Something brushed her sore shoulder, and she startled when warm breath swept her neck. “Lady, methinks you can hear me. It is Sir Guy who pulled you from the water,” he said in her language and with better facility and accent than she possessed with Norman-French. “A reckoning comes, but better ’tis received in daylight than the dark of night while anger boils over as it shall for many hours. Pray, do as I bid—stay behind
your lids and breathe as of one yet lost to the world.”
Disobeying him as she had her cousin who, hopefully, had made it to the shore as she had not when she became disoriented from the ache in her head, she cracked open her eyes. Struggling to focus on the lightly bearded face near hers, she caught her breath when the blur sharpened and a shift of eyes set hers upon ones that looked to be brown.
Displeasure there, and she did not care if it was for her role in the deaths of fellow Normans or disregarding his warning. She needed an answer. “Hereward? Is he—?”
“He and the others made it ashore. Now do as told.”
No sooner said than from beyond this place a man bellowed in Norman-French, “Where is she?”
“Play dead,” the chevalier rasped, and when he drew back she saw his imposing, disheveled figure against the interior of a tent.
“Where is that lawless Saxon whore?” the voice came again.

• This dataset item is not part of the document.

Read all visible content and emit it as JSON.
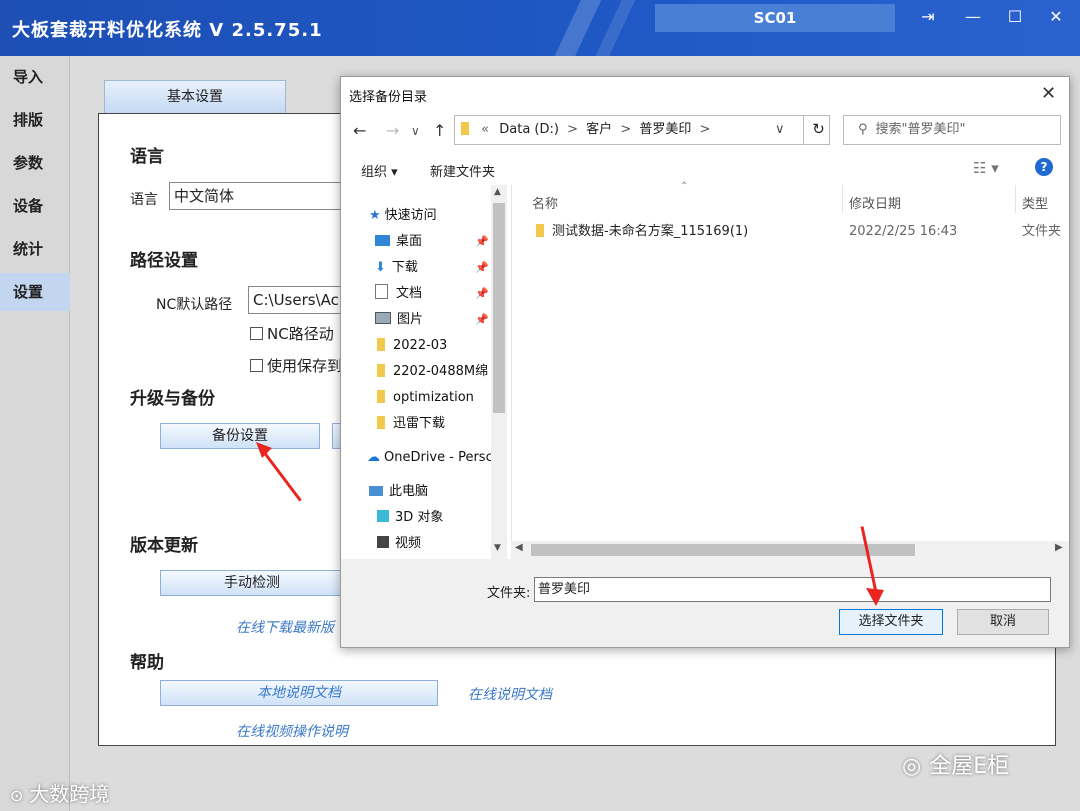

Doubtless, it belonged to the one who stole England’s crown. Though she longed to rage and set him aright about the state of her body his countrymen had failed to defile, when Sir Guy bent near again and more gently urged, “Trust me, Lady,” in that moment she did.
Lowering her lids, she turned her head opposite the tent’s entrance and began slowly inhaling and exhaling.
She counted the three strides that carried the chevalier across the tent, heard him thrust back the flap, and stopped breathing when Le Bâtard said, “She had best be in chains,” and entered ahead of another who stopped just inside the tent.
Breathe, Vilda silently commanded. No expression. Breathe in, breathe out. And dare not tremble. But how her body longed to betray her when the usurper’s shadow stole the light penetrating her lids and his boots delivered him to her side.
“The physician tended the injury to her head and bandaged it,” Sir Guy said.
“She is unconscious?” Le Bâtard demanded.